Nationalpark Schwarzwald Magazin, Zecken, Zecken-Eldorado: überwucherte Bank, Bild: Dr. Dania Richter, www.zecken.de

Lästig: Zecken

Es ist ein wunderbar warmer Tag Ende Mai. Beim Spazierengehen am schattigen Waldrand streife ich durch kniehohes, satt-feuchtes Gras, Wiesenblumen, Sträucher. Vorbei geht’s an einem Reiterhof. Die Pferde kommen hier sicherlich täglich entlang. Ganz abgesehen von anderen Tieren, die tags und nachts durch Wald und Wiese diesen Weg kreuzen. Ideale Bedingungen. Für einen schönen Spaziergang. Aber auch für die vielleicht gefürchtetsten Plagegeister unserer Breiten: Zecken. Denn hier fallen die Zecken scharenweise von ihren Wirten ab. Häuten sich. Und erklimmen erneut Gräser und niedrige Sträucher, um vom nächsten Wirt im Vorübergehen wieder abgestreift zu werden. Dieser Weg ist also eindeutig so etwas wie ein Zecken-Eldorado. Und prompt entdecke ich auf jedem Hosenbein bereits jeweils eine Zecke, die sich auf den Weg macht, einen Durchschlupf unter meine Kleidung zu finden. Nicht mit mir – kurzerhand schnippe ich sie zurück ins Gras. Was meinen Begleiter zu einem Augenrollen nötigt – besser wäre es natürlich gewesen, ich hätte sie gleich unschädlich gemacht. Aber es war eben eine spontane Reaktion beim Anblick der Tiere: Bloß weg mit euch!

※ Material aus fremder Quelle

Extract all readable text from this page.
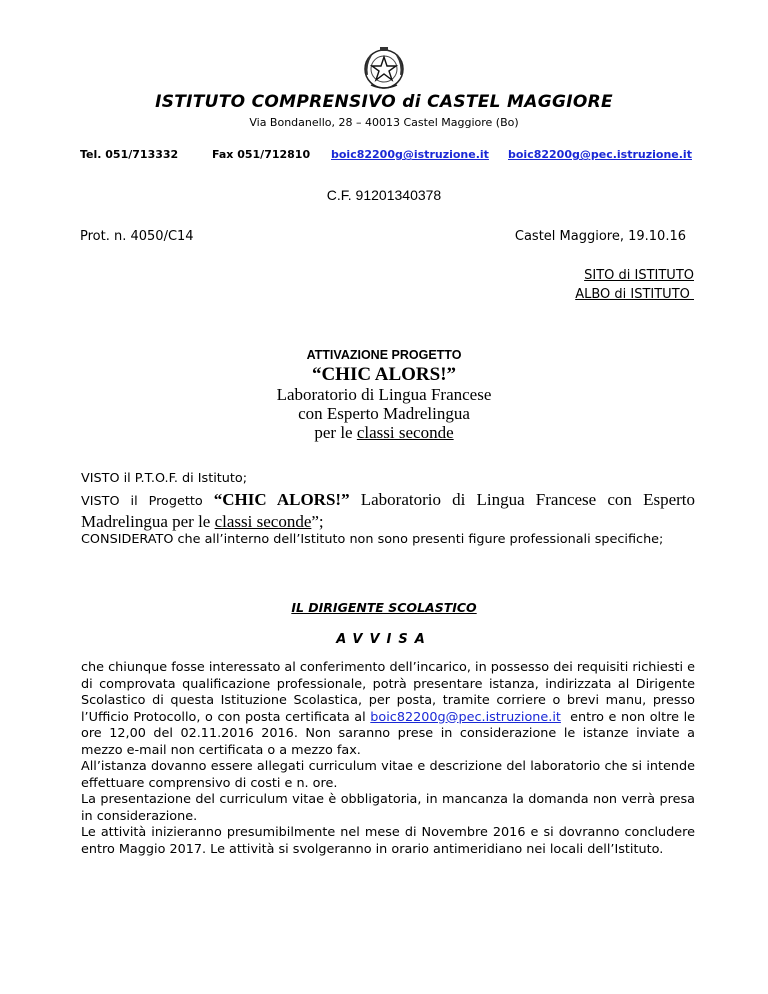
ISTITUTO COMPRENSIVO di CASTEL MAGGIORE
Via Bondanello, 28 – 40013 Castel Maggiore (Bo)
Tel. 051/713332	Fax 051/712810 boic82200g@istruzione.it boic82200g@pec.istruzione.it
C.F. 91201340378
Prot. n. 4050/C14	Castel Maggiore, 19.10.16
SITO di ISTITUTO
ALBO di ISTITUTO
ATTIVAZIONE PROGETTO
“CHIC ALORS!”
Laboratorio di Lingua Francese
con Esperto Madrelingua
per le classi seconde
VISTO il P.T.O.F. di Istituto;
VISTO il Progetto “CHIC ALORS!” Laboratorio di Lingua Francese con Esperto Madrelingua per le classi seconde”;
CONSIDERATO che all’interno dell’Istituto non sono presenti figure professionali specifiche;
IL DIRIGENTE SCOLASTICO
AVVISA

che chiunque fosse interessato al conferimento dell’incarico, in possesso dei requisiti richiesti e di comprovata qualificazione professionale, potrà presentare istanza, indirizzata al Dirigente Scolastico di questa Istituzione Scolastica, per posta, tramite corriere o brevi manu, presso l’Ufficio Protocollo, o con posta certificata al boic82200g@pec.istruzione.it  entro e non oltre le ore 12,00 del 02.11.2016 2016. Non saranno prese in considerazione le istanze inviate a mezzo e-mail non certificata o a mezzo fax.

All’istanza dovanno essere allegati curriculum vitae e descrizione del laboratorio che si intende effettuare comprensivo di costi e n. ore.

La presentazione del curriculum vitae è obbligatoria, in mancanza la domanda non verrà presa in considerazione.

Le attività inizieranno presumibilmente nel mese di Novembre 2016 e si dovranno concludere entro Maggio 2017. Le attività si svolgeranno in orario antimeridiano nei locali dell’Istituto.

Gefährlich: Bakterien und Viren

Wohl kein anderes Tier löst derart spontane Ablehnung aus. Im deutschen Sprachgebrauch ist das Wort Zecke entsprechend negativ belegt. Als „Zecke“ werden auch Mitmenschen bezeichnet, die einem unangenehm sind. Und die man einfach nicht loswird, die einen Kraft und Nerven kosten. Wobei wir eigentlich gar nicht die Zecke fürchten, sondern die Folgen ihrer Blutmahlzeit: die Übertragung gefährlicher Parasiten. Wie das Virus, das eine Frühsommer-Meningo-Enzephalitis (FSME) auslösen kann. Oder die Bakterien, die eine Lyme-Borreliose auslösen.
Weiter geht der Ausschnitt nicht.